The 31-year-old spent more than a month in a coma but has now been praised for returning to teach IT at Mascalls Academy in Paddock Wood.
The school is run by the Leigh Academies Trust who presented Greg with a Special Recognition Award at their end of year awards ceremony.
He said: "There was definitely times when I was in hospital that I genuinely didn't think that I would make it back into the classroom so to now be picking up an award is amazing.
"It began when I started receiving messages from the students. Everyday I'd wake up and there'd be a new message through from another student, not even necessarily from Mascalls but from another student in the Leigh Academies Trust, and that truly inspired me.
"Without some of those messages I don't even know if I would be where I am know in my recovery process - it's been amazing."
More than £60,000 has been raised so Greg can get prosthetic limbs and one day walk back into the classroom.
He added: "I'm walking occasionally on my prosthetics but I'm having a little bit of problems with my legs at the moment so they're looking at ways of resolving that.
"Regarding the hands, they're looking at more surgery on the hands so they can work out what I could have prosthetic wise so it's still kind of a work in progress but hopefully in the near future I'll be back on my legs and teaching, almost normally.
"Getting around work has been fine, so thank you to the team at Mascalls who've made that easy for me. The transition from hospital back into work has been great and the students have just been incredible."
Greg, who also taught at The Howard School in Rainham between 2012 and 2016, has battled serious illness before.
He was diagnosed with leukaemia as a child and then again in his teens and twenties.
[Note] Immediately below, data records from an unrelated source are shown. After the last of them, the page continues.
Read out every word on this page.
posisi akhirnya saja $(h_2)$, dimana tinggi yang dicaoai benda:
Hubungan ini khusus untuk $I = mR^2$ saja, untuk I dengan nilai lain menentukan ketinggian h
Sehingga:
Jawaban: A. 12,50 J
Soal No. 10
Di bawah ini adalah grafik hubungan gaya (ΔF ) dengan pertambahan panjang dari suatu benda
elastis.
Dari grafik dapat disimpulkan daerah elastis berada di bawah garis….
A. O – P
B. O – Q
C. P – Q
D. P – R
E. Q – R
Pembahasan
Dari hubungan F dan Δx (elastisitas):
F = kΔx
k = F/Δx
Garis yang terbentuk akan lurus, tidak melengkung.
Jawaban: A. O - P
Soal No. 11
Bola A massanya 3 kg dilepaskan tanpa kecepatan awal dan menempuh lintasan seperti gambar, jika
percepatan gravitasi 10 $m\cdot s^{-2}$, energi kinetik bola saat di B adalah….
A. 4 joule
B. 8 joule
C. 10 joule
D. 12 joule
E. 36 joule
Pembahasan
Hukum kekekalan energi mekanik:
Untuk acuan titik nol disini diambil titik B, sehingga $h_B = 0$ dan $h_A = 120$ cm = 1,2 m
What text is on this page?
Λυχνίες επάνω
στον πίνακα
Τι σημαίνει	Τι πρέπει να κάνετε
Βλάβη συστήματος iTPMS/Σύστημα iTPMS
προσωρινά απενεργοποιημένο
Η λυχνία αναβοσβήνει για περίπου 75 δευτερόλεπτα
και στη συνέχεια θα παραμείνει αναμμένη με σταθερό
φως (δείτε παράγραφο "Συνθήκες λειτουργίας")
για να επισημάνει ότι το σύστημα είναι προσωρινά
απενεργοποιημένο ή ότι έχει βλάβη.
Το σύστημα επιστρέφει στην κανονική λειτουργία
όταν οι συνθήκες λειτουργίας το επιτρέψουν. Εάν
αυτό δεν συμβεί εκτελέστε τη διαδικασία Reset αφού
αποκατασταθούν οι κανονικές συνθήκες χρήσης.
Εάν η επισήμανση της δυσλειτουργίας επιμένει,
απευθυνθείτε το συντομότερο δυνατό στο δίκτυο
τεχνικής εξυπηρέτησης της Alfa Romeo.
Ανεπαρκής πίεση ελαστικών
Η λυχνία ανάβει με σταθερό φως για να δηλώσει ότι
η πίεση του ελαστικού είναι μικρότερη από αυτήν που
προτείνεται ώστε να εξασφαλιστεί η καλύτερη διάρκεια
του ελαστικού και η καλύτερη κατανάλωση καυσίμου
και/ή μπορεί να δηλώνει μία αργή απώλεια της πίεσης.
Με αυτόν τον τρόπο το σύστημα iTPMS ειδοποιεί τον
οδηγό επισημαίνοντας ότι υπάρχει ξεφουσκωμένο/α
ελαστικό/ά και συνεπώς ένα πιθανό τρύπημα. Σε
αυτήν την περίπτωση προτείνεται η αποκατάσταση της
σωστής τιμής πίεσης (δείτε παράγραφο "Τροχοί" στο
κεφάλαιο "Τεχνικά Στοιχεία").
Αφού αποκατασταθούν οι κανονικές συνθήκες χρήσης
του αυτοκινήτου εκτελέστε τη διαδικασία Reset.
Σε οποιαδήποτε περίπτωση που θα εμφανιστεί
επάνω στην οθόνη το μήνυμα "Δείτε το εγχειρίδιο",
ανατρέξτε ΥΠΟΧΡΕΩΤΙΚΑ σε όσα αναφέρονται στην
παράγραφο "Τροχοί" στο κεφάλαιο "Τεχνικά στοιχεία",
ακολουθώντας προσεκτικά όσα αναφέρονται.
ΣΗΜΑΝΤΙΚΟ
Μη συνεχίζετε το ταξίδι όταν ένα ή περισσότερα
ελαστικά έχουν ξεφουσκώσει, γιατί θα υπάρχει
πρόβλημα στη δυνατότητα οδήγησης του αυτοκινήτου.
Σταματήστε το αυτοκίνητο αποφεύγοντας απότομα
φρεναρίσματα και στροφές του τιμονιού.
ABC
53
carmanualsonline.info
He also had to learn to walk again after contracting Guillain-Barré syndrome during his recovery following a bone marrow transplant, leaving him paralysed from the waist down.
In his late twenties Greg was also diagnosed with Nephrotic Syndrome which is a form of kidney disease. Fortunately, after 18 months of treatment his kidneys started to recover.
Despite his illnesses Greg continued his education he graduated from Canterbury Christchurch University with a computing degree and later achieved a Master’s Degree in Education.